Versorgung epilepsiekranker Kinder

Klinik für Neuropädiatrie und Neurologische Rehabilitation, Epilepsiezentrum für Kinder und Jugendliche, Behandlungszentrum Vogtareuth.

Für Eltern gibt es kaum ein schockierenderes Erlebnis, als völlig unerwartet Zeuge eines ersten Grand mal-Anfalles ihres bis dahin völlig gesunden Kindes zu werden. Die Beobachtung eines solchen Geschehens mit heftigsten Zuckungen und Bewußtlosigkeit, eventuell auch einer bläulichen Verfärbung von Gesicht und Händen, manchmal auch Urin- und Stuhlabgang, weckt tiefste Ängste und Befürchtungen.
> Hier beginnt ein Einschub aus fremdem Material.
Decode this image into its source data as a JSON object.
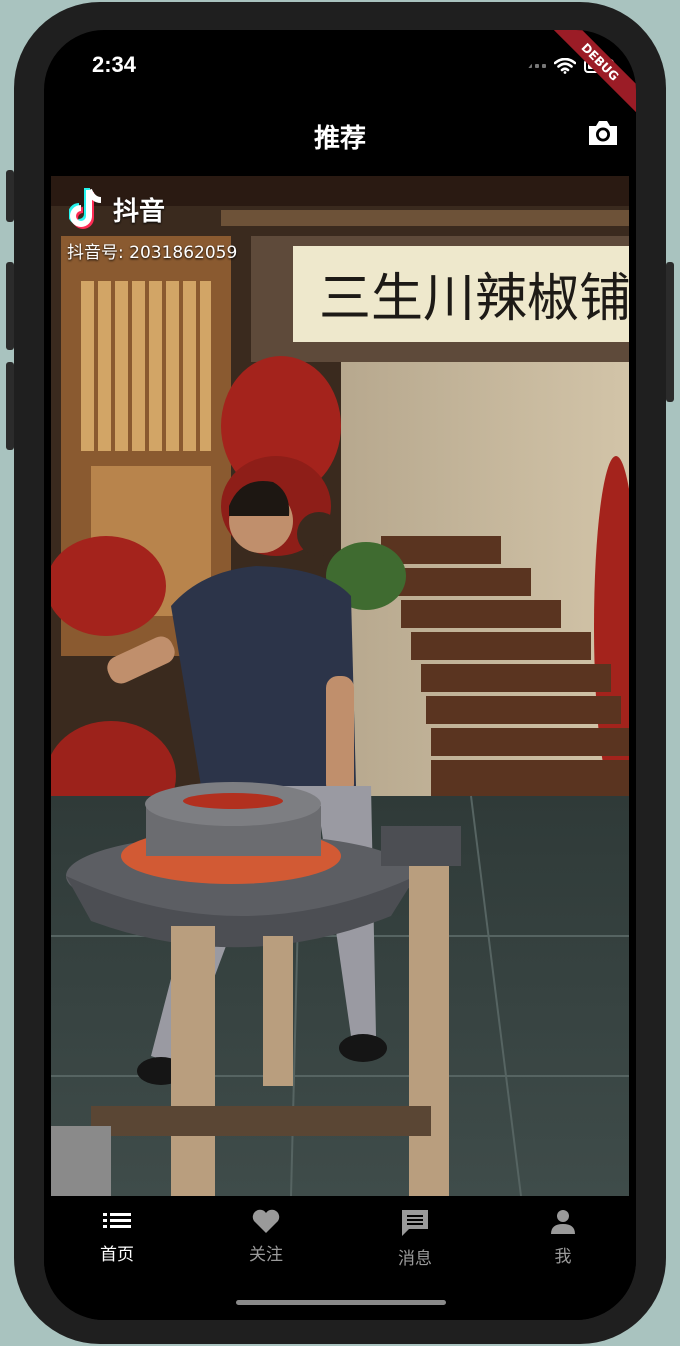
{
  "status_bar": {
    "time": "2:34"
  },
  "debug_banner": "DEBUG",
  "header": {
    "title": "推荐",
    "camera_icon": "camera-icon"
  },
  "video": {
    "watermark_logo": "抖音",
    "watermark_id": "抖音号: 2031862059",
    "sign_text": "三生川辣椒铺"
  },
  "tabs": [
    {
      "label": "首页",
      "icon": "list-icon",
      "active": true
    },
    {
      "label": "关注",
      "icon": "heart-icon",
      "active": false
    },
    {
      "label": "消息",
      "icon": "message-icon",
      "active": false
    },
    {
      "label": "我",
      "icon": "person-icon",
      "active": false
    }
  ],
  "colors": {
    "active_tab": "#ffffff",
    "inactive_tab": "#9a9a9a",
    "debug_banner": "#9b1c26"
  }
}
Eltern eines Kindes, das sich aufgrund einer Schädigung des Gehirns, sei es durch eine angeborene Fehlbildung, durch Sauerstoffmangel unter der Geburt, eines Unfalls oder einer Entzündung körperlich und eventuell auch geistig nicht altersentsprechend entwickelt, sind oft wenig beunruhigt, wenn sie immer wieder, d.h. täglich mehrere Male, Zustände an ihrem Kind beobachten, bei welchem die Augenlider kurz flackern oder die Augen kurzzeitig rhythmisch nach einer Seite ausweichen oder ihr Kind Zustände von "Verträumtheiten" zeigt. Diese so harmlos erscheinenden Symptome können Ausdruck einer zusätzlichen und äußerst ernsten epileptischen Erkrankung sein, deren Erkennen und Behandlung maßgeblich für die geistige Entwicklung des Kindes sein mag.

Hingegen haben Kinder und Jugendliche mit den so erschreckend heftig ausschauenden Grand mal-Anfällen (und keine weiteren Erkrankungen des zentralen Nervensystems) eine exzellente Prognose bezüglich ihrer weiteren mentalen Entwicklung.

Diese beiden Beispiele verdeutlichen das große Spektrum der klinischen Erscheinungen von epileptischen Anfällen und auch, wie schwierig eine richtige Einordnung sein kann.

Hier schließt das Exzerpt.